Presiden Amerika Serikat (AS) Donald Trump kembali melontarkan ancaman kepada Elon Musk. Kali ini, Trump mengisyaratkan kemungkinan deportasi CEO Tesla dan SpaceX tersebut ke Afrika Selatan. Ancaman ini muncul setelah keduanya terlibat perselisihan terkait kebijakan pemerintah AS. Musk, melalui platform X (sebelumnya Twitter), menanggapi ancaman tersebut dengan singkat.
Ia mengakui rasa tergoda untuk membalas, namun memilih untuk menahan diri. Pernyataan Trump sendiri berisi seruan agar proyek-proyek Musk, yang banyak bergantung pada dana pemerintah, dihentikan.
Perselisihan Trump dan Musk: Dari Dukungan Hingga Ancaman Deportasi
Hubungan antara Elon Musk dan Donald Trump dulunya cukup dekat. Musk merupakan pendukung utama Trump dalam Pilpres AS 2024. Ia bahkan menyumbangkan sekitar 300 juta dollar AS (sekitar Rp 4 triliun) untuk kampanye Trump dan kandidat Partai Republik lainnya.
Musk bahkan sempat menjabat sebagai kepala Department of Government Efficiency (DOGE), sebuah lembaga ad hoc yang dibentuk Trump untuk melakukan efisiensi anggaran pemerintah. Namun, hubungan keduanya memburuk setelah Musk mengundurkan diri dari DOGE pada Mei 2025.
Kritik Terhadap RUU Anggaran dan Ancaman Balasan Trump
Ketegangan meningkat setelah Musk secara terbuka mengkritik “One Big Beautiful Bill”, RUU anggaran yang digagas pemerintahan Trump dan baru saja disetujui Senat AS. Musk menilai RUU tersebut akan memperburuk defisit negara.
Ia bahkan dikabarkan tengah mempertimbangkan pembentukan partai politik baru untuk menantang legislator Partai Republik yang menyetujui RUU tersebut. Reaksi Trump pun tak terelakkan.
Ancaman Deportasi dan Pencabutan Subsidi Pemerintah
Dalam sebuah pernyataan di media sosial, Trump mengancam akan mendeportasi Musk ke Afrika Selatan. Ia juga berencana untuk menargetkan proyek-proyek besar Musk yang bergantung pada kontrak pemerintah AS, seperti SpaceX dan Starlink.
Trump menyatakan akan menghentikan peluncuran roket, layanan satelit, dan produksi mobil listrik Tesla. Ia bahkan meminta DOGE untuk menyelidiki subsidi yang diberikan kepada perusahaan-perusahaan Musk.

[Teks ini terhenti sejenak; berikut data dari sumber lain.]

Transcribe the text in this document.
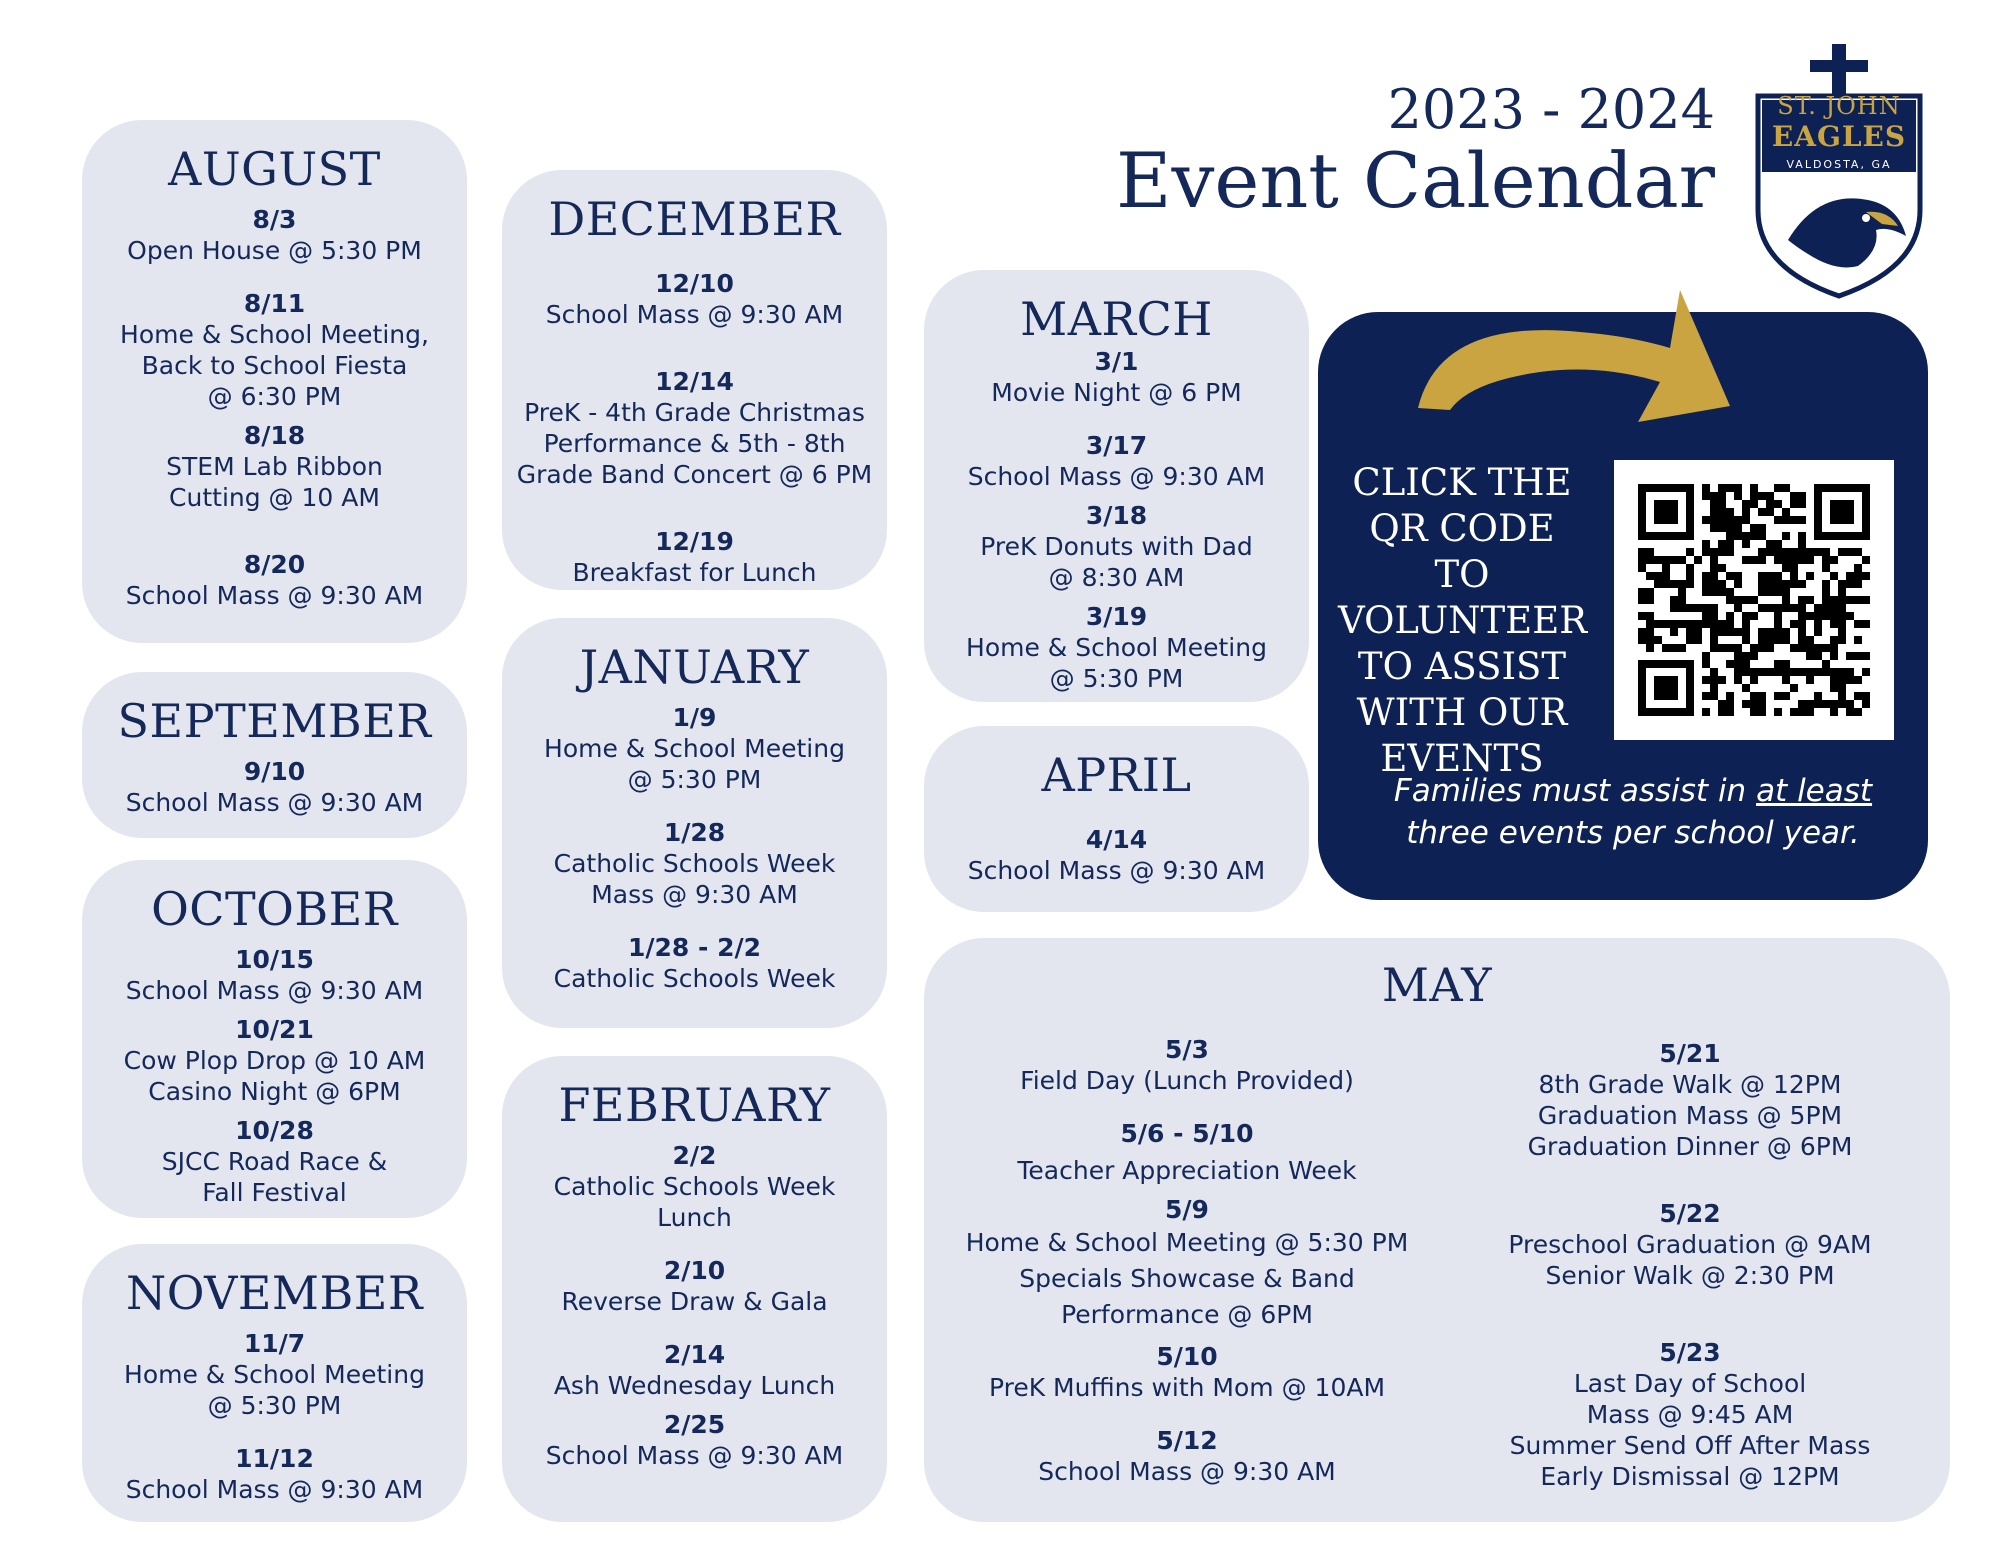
2023 - 2024
Event Calendar
ST. JOHN
EAGLES
VALDOSTA, GA
AUGUST
8/3
Open House @ 5:30 PM
8/11
Home & School Meeting,
Back to School Fiesta
@ 6:30 PM
8/18
STEM Lab Ribbon
Cutting @ 10 AM
8/20
School Mass @ 9:30 AM
SEPTEMBER
9/10
School Mass @ 9:30 AM
OCTOBER
10/15
School Mass @ 9:30 AM
10/21
Cow Plop Drop @ 10 AM
Casino Night @ 6PM
10/28
SJCC Road Race &
Fall Festival
NOVEMBER
11/7
Home & School Meeting
@ 5:30 PM
11/12
School Mass @ 9:30 AM
DECEMBER
12/10
School Mass @ 9:30 AM
12/14
PreK - 4th Grade Christmas
Performance & 5th - 8th
Grade Band Concert @ 6 PM
12/19
Breakfast for Lunch
JANUARY
1/9
Home & School Meeting
@ 5:30 PM
1/28
Catholic Schools Week
Mass @ 9:30 AM
1/28 - 2/2
Catholic Schools Week
FEBRUARY
2/2
Catholic Schools Week
Lunch
2/10
Reverse Draw & Gala
2/14
Ash Wednesday Lunch
2/25
School Mass @ 9:30 AM
MARCH
3/1
Movie Night @ 6 PM
3/17
School Mass @ 9:30 AM
3/18
PreK Donuts with Dad
@ 8:30 AM
3/19
Home & School Meeting
@ 5:30 PM
APRIL
4/14
School Mass @ 9:30 AM
CLICK THE
QR CODE TO
VOLUNTEER
TO ASSIST
WITH OUR
EVENTS
Families must assist in at least
three events per school year.
MAY
5/3
Field Day (Lunch Provided)
5/6 - 5/10
Teacher Appreciation Week
5/9
Home & School Meeting @ 5:30 PM
Specials Showcase & Band
Performance @ 6PM
5/10
PreK Muffins with Mom @ 10AM
5/12
School Mass @ 9:30 AM
5/21
8th Grade Walk @ 12PM
Graduation Mass @ 5PM
Graduation Dinner @ 6PM
5/22
Preschool Graduation @ 9AM
Senior Walk @ 2:30 PM
5/23
Last Day of School
Mass @ 9:45 AM
Summer Send Off After Mass
Early Dismissal @ 12PM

Trump menekankan bahwa Musk seharusnya tidak main-main dengan dirinya.
Subsidi Mobil Listrik dan Mandat Pemerintah
Trump menegaskan bahwa penolakannya terhadap subsidi untuk industri mobil listrik telah lama diketahui Musk. Menurutnya, Musk seharusnya sudah menyadari hal ini sebelum mendukungnya dalam Pilpres.

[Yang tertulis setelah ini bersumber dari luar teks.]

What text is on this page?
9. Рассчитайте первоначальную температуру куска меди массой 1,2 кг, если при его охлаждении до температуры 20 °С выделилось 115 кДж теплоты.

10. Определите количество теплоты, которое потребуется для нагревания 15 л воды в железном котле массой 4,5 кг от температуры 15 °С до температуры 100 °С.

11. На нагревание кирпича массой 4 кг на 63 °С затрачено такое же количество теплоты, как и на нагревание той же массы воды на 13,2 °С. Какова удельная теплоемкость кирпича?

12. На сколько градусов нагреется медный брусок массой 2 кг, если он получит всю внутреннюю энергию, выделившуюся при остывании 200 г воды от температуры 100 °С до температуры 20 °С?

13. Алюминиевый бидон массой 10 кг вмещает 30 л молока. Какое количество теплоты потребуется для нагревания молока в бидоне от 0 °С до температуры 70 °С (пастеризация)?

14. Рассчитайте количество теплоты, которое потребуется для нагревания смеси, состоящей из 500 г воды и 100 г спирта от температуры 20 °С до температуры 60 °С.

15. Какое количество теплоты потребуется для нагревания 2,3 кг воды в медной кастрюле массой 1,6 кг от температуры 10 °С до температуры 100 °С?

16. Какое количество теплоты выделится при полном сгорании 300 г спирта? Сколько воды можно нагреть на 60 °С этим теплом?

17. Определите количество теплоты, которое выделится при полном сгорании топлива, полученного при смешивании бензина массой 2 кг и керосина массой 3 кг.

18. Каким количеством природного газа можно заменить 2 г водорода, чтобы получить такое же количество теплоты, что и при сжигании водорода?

Trump menambahkan bahwa meskipun mobil listrik “baik-baik saja”, rakyat AS tidak boleh dipaksa untuk memilikinya. Ia mengklaim bahwa penolakan terhadap mandat mobil listrik bukanlah sesuatu yang baru baginya.
Trump juga menyebutkan bahwa tanpa subsidi, Musk mungkin terpaksa menutup usahanya dan kembali ke Afrika Selatan. Pernyataan ini semakin memperkeruh hubungan yang sudah tegang antara keduanya.
Kesimpulannya, perselisihan antara Elon Musk dan Donald Trump menandai babak baru dalam hubungan keduanya. Apa yang awalnya merupakan hubungan yang erat dan penuh dukungan, kini telah berubah menjadi perselisihan yang penuh dengan ancaman dan kritik terbuka. Perkembangan selanjutnya dari konflik ini patut untuk dipantau, mengingat pengaruh besar kedua tokoh tersebut dalam kancah politik dan bisnis Amerika Serikat. Ancaman deportasi dan pencabutan subsidi menunjukkan betapa tinggi tensi yang terjadi di antara keduanya.